Birmingham Stages: A steady flow of energy must permeate through your band with that amount of creative input.

Contreras: Yeah, and it takes a while to get to there because you’re dealing with big personalities and these are guys that could all front their own bands. It’s really cool to get to that point where you have that common vision and dedication.

Birmingham Stages: Do songs continue to evolve even as you’re in the studio recording them?

Contreras: Of course! The more you’re prepared, the more you have the luxury to edit and change and be spontaneous. If you  go in there just hoping for the best, you’re not going to get to that point. This record is the first Black Lillies record that is exclusively Black Lillies members. This is really us and we went in there and performed the songs live together. We sang at the same time – we didn’t sing lead and then add harmonies.

Birmingham Stages: The press material for Stranger To Me states that a tremendous amount of writing took place in preparation for recording the album. It seems that you already have enough stored material for several additional albums.

Contreras: We’ve talked about doing a five-song acoustic EP of our favorite five songs that didn’t make it or something like that. I’ve heard people say that one of the tunes that got cut is their favorite tune. The title track got cut! We have a song called “Stranger To Me” and it didn’t make it [laughs].

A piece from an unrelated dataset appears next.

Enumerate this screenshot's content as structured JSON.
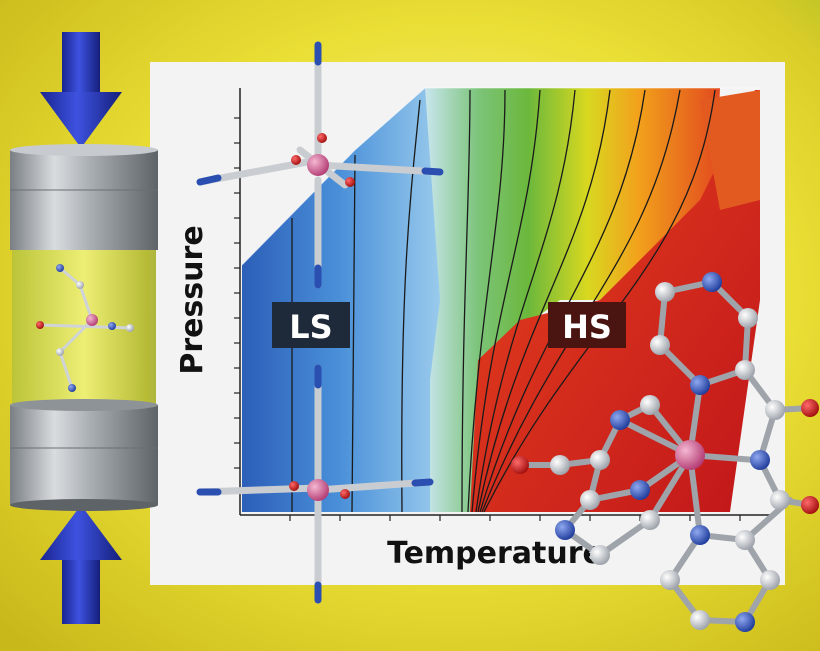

Birmingham Stages: How do you feel about the current musical climate? Some artists say it’s a great time as you can do things on your own terms. Others say the current model makes it difficult to separate yourself among the crowd given anyone can record and distribute their own music.

Contreras: Yeah, good question. It’s the reality. I’m sure every industry deals with changing times and changing technology. The cool part is that information is available to everybody and everybody can get their message out there. We tour a lot – we’re not selling out giant theaters or amphitheaters, but we can go anywhere and we have a fan base and we have this really complex network of fans and friends and supporters. It’s why we’re able to make a record like this without a traditional record deal. If it bops along like it is, we have a career in music and we have a great life. This [new album] is a big step – it establishes the band and lineup and the next record may sound totally different and our fans understand that.

Birmingham Stages: Today’s climate seems favorable to a band like yours in that genre lines are blurring more than ever. For example, the “Americana” term encompasses a multitude of styles and sounds.

Contreras: I love it and I think it’s the future. People come up with genres so they can sell and market – there’s no other reason. But everybody at their fingertips carries a little machine that can play any song in existence at any second. You can’t just put out a record every two to three years and expect to be relevant. Really hot artists are putting out something everyday, even if it’s a photo or a statement. To me, music is music and I like the diversity of it.